Had Israel not behaved with such wanton stupidity, and not attacked the previous flotilla and allowed it to reach the Gaza coast, it’s possible that this new flotilla would not have mobilized – at any event, the eyes of the world would not be peeled as they are now, watching the flotilla closely.
I told members of the group that Israel is determined to attack. One of them has already purchased a bulletproof vest. Israel well understands that these are people are not threats, and that no weapons will be smuggled on the boats. Nonetheless, Israel makes threats, and the IDF naval commandos train for the flotilla’s arrival. The result: Requests to sail on the boats skyrocket, and the flotilla vessels will be jam-packed.
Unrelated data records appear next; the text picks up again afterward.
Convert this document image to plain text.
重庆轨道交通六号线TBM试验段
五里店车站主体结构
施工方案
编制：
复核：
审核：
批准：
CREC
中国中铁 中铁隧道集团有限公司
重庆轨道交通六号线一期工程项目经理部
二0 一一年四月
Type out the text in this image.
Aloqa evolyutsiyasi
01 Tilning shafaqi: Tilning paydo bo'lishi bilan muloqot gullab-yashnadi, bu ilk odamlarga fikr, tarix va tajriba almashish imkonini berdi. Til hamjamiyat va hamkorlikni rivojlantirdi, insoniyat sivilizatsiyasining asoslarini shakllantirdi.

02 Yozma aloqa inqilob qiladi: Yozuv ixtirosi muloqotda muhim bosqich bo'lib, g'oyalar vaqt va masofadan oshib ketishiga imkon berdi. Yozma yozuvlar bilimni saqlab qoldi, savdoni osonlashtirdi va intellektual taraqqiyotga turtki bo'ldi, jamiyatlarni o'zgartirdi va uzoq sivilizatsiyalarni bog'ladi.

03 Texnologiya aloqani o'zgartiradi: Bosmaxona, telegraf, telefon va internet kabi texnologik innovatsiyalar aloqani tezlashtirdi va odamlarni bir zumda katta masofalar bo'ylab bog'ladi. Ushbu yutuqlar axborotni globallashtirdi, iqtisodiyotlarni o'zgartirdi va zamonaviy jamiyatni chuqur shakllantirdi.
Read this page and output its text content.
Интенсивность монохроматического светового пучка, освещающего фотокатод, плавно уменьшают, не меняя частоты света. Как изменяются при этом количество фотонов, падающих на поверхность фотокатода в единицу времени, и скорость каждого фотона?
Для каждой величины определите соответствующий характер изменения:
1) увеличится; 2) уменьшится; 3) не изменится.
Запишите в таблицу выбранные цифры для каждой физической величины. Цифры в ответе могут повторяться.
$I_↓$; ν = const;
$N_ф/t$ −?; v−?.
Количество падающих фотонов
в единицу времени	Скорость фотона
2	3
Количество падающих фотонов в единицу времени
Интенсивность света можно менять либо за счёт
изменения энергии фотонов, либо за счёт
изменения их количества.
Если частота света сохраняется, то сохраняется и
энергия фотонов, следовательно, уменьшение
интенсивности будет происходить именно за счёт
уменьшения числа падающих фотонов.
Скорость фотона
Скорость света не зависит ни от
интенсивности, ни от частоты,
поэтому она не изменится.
When you meet such people, you understand the terrible international damage Israel inflicts upon itself as a result of its violent behavior. How simple (and just ) it would be to allow these well-intentioned people to reach their goal; in contrast, how idiotic, violent and unnecessary it would be to release the commandos once again, to go after them.
“A toast to the darkness that swooped on the ships … Godspeed to the small, wooden boats,” the poet Nathan Alterman wrote in his “Response to an Italian Captain,” in praise of the ship that broke through the British blockade and brought Jewish immigrants to Nahariya in 1945. And let’s have a toast to the Swedish (or Turkish ) captain, and for the boats en route to Gaza, on a mission no less just; let’s hope that Israel will change its course and, for a change, surprise the world be taking a wise step and allowing the ships’ passengers to reach their destination.
Israel cannot be hurt by any imaginary danger the ships pose. Here from Sweden, at a time when the sun does not set at night, comes a final appeal to those who would block the flotilla: Please, just once, act with prudence, and abide by international law and simple justice. These people have the right to reach Gaza; Israel lacks the right to stop them.